Man’s Tahiti se définit comme queer, un terme qui à l’origine signifie “bizarre”, “peu commun”, “tordu” et qui a longtemps été employé de manière péjorative, c’était un peu “comme une insulte”. Aujourd’hui, il est revendiqué selon Man’s Tahiti. “On affirme notre différence, on joue du genre, des codes du genre et de la sexualité. Moi-même je revendique ma position sur le spectre du genre”. Pour lui il n’y a pas les garçons d’un côté et les filles de l’autre, il y a bien ces extrémités mais entre les deux existent tout un tas de situations, d’hommes qui se sentent plus ou moins femmes et inversement. Il ne veut pas se compliquer la vie en inventant un 3e ou 4e sexe. Mais il considère toutes les nuances entre les deux extrémités de genre.

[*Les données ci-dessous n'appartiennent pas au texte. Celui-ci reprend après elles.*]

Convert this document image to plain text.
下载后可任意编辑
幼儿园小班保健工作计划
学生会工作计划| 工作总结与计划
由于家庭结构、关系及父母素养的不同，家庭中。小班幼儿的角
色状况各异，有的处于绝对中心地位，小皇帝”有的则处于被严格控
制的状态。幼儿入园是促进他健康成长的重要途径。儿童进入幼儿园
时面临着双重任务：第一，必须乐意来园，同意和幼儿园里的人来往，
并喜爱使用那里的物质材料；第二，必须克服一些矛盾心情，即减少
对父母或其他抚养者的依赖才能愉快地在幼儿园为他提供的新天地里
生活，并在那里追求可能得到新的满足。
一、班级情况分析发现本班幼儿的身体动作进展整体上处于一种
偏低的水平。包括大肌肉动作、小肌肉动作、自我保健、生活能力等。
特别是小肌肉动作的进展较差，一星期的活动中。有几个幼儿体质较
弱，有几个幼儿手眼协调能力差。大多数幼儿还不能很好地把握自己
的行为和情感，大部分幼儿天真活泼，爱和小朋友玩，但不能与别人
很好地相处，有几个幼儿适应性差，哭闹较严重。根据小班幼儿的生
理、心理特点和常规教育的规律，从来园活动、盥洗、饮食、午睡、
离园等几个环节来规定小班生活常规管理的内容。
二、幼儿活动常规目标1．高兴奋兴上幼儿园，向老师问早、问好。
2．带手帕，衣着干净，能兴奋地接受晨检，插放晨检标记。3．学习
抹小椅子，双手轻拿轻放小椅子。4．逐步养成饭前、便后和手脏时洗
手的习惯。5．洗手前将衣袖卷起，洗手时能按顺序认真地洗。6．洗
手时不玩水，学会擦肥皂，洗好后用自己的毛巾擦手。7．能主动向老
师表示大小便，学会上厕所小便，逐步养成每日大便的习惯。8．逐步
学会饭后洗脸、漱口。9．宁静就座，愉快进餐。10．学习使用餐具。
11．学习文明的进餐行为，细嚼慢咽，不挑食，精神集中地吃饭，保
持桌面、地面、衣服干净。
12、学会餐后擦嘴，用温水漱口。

Lui est un homme, né Manea, qui aime se maquiller, qui aime jouer avec les apparences, qui aime entrer dans la peau d’un personnage, celui de Man’s Tahiti, coloré, lumineux, drôle. Il s’en amuse : “mieux vaut aller en soirée avec Man’s, de toute façon, Manea ne sort pas, il reste chez lui”.

Un être humain avant tout

Avant toute chose, il se sent “être humain, un être doué de raison, enfin j’espère”. En réalité, “c’est la société qui me qualifie de différent parce que je ne corresponds pas aux codes établis et choisis par le plus grand nombre”. Il rappelle qu’il a les mêmes besoins, les mêmes aspirations et désirs que tout autre terrien. Il a également les mêmes problèmes.

Man’s Tahiti, membre de la communauté LGBTQIA+, reconnaît l’aspect biographique du titre Hands up. “C’est ma vie, mon expérience”, décrit-il. C’est une porte ouverte sur les moments déplaisants de sa vie. “Je raconte mon parcours en tant que queer, le chemin que j’ai parcouru et sur lequel je suis toujours d’ailleurs pour essayer de m’accepter, pour pouvoir faire rayonner ma différence un peu comme une lumière.” Il dévoile des choses personnelles pour mieux les surpasser et pour donner du courage à ceux qui vivent ce que lui a traversé. “En me voyant on peut se dire : lui a réussi, il en est là, pourquoi pas moi ?

Né à Tahiti il y a 25 ans, il a grandi dans une famille “homophobe” et “patriarcale”. Il refuse de détailler les difficultés, le rejet, le cauchemar enduré par Manea, les souvenirs douloureux. Il tient seulement à dire “la chance d’avoir une mère qui aime son fils”. Il laisse son art parler du reste. La musique a toujours fait partie de lui, le chant, la danse, les textes et chorégraphies. “La musique est un autre langage où le rejet n’existe pas, au contraire. Avec elle, je me sens chez moi.” C’est elle qui lui a permis de dépasser les obstacles qu’il a eu dépasser.

À l’école, il a toujours été entouré d’amis bienveillants. “Je n’ai pas connu l’exclusion ailleurs que dans ma famille.” Une fois son baccalauréat en poche, il a démarré des études de littérature anglo-saxonne. “J’étais parti pour un parcours dans le professorat.” Mais tout a changé en 2016.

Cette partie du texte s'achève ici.